Labels: Google Maps Engine allows the user to label the points, lines, and or polygons. The user can choose what column from their data table they would like to label each point with. I “named” each point by its recorded name from the NPS data and then included a field for “Date” and “Campaign.” I didn’t include the campaign for every point but for some I did. Labeling is a great way of providing quick access to information about the data layer. However, the data points were so close together than labeling them would create a mess of words across the map. I mitigated this by allowing the end user to see the name of each point on the side menu bar. In addition, I reordered the list of locations by date and made note of it in the title of each layer. For example, my 1864 layer is called “1864 (Chronologically.) Then all 37 data points can be seen in chronological order. The end user can then click on any one location and have the map pan to the point on the map, and pop up the informational menu that contains the specific date.
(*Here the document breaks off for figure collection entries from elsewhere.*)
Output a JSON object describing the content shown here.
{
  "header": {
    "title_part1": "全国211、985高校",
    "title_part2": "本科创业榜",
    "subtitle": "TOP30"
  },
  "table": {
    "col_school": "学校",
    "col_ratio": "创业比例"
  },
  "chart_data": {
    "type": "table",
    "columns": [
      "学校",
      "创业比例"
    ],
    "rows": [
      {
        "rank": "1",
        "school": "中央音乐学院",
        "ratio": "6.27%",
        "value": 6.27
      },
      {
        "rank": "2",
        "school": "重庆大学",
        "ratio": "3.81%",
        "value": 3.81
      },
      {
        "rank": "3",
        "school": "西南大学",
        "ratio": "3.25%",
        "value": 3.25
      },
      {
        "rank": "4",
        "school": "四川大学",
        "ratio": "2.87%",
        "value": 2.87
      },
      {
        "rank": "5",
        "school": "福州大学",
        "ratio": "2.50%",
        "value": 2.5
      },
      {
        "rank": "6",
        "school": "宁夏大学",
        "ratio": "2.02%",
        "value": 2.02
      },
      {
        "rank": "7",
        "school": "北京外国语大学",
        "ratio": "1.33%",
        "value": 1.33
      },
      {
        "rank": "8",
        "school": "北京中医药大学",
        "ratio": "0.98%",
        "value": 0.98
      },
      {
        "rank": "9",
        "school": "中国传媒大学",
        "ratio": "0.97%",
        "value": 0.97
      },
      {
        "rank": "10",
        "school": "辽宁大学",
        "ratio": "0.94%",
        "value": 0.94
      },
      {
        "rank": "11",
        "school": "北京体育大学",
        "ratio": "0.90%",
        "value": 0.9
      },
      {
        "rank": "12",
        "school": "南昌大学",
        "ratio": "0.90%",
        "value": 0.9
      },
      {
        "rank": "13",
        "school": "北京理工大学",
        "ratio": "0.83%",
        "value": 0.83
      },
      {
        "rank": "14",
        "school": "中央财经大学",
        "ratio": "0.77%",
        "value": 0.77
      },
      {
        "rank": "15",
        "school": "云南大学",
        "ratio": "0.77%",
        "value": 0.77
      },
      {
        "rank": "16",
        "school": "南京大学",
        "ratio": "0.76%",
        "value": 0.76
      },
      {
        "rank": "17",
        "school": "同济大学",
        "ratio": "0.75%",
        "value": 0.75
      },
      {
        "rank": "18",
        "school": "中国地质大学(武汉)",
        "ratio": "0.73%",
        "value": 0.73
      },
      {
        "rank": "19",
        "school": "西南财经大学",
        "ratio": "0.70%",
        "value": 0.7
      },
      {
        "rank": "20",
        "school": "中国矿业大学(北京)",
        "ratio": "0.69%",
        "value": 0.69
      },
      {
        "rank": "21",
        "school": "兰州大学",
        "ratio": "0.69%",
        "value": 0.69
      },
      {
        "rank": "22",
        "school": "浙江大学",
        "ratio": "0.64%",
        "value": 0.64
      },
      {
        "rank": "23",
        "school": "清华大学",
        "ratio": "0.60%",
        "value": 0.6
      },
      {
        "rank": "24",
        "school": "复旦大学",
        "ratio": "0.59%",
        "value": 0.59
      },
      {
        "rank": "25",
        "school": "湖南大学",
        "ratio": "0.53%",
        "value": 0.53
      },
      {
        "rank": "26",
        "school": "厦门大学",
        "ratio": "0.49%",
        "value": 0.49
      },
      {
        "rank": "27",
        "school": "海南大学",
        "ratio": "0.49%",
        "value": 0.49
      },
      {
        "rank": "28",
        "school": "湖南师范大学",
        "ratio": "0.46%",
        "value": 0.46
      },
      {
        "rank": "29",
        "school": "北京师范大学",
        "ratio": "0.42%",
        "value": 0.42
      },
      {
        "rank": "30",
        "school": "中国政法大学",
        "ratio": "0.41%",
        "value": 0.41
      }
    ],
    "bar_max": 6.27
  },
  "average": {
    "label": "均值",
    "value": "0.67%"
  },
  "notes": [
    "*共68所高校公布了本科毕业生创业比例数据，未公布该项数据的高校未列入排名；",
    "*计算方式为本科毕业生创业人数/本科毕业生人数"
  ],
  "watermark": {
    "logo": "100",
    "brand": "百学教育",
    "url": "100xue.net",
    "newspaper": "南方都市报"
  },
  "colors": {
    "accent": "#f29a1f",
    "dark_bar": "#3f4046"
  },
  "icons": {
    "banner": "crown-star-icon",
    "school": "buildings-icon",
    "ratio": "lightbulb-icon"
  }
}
Limits: While Google Maps Engine is a great program for a novice cartographer, I found myself getting frustrated with how limited the tools were. This was most noticeable for me on the cartographic design side. In all aspects of aesthetics, the user is limited in how design their map. For instance, I found myself relegated to use their predetermined color palette instead of controlling the HSV or RGB values. IN addition to the design, the data table (in GIS it is called the attribute table/fields) was a very controlled environment. I couldn’t manipulate each field nearly as easily as I would have been able to in ArcGIS. Ultimately, Google is providing a great tool for those who want to make maps and don’t have experience. Yet, I could have designed a much better base map and data layers using GIS software.

Reveal and Conceal/Conclusion: For the end user, my map is showing the various movements of the 1st Michigan Calvary regiment. From this map, they can glean the overall involvement in the war of that regiment, where that regiment was during these years, the winding down of the war in 1865 and the continuing assignments of the regiment to Fort Leavenworth and the District of Utah. However, the map is lacking in transparency. With most end users, they take the geographic location represented on the map as the actual location of that event. This presents a problem as some locations were listed as “Near Kearneysville” or Hanovertown (which doesn’t exist anymore.) For some of these points, I chose to leave them out as I felt that I could not adequately represent the data by adding a point to the map. In this way, the original data does not provide specific and clear locations for the cartographer to use. Without a section of text explaining that to the end user, assumptions will be made that the map is showing a highly accurate depiction of the regiments locations. The map is also not illustrating the extent of the involvement by the regiment. While the 1st Michigan Calvary was  present at Cold Harbor, the end user does not know how involved in the fighting they were as well as the importance of that regiment in the battle. Again, the end user is left to assume the level of engagement that regiment undertook at each location. Ultimately, this map is incomplete in its representation of the data without a narrative. A written narrative would supplement this map well and provide clarification on various issues that the map, in its current state, could not provide.

However, with additional research and design, the map could be both a strong visualization and strong narrative by, for example, better using the data table and having a stronger design component.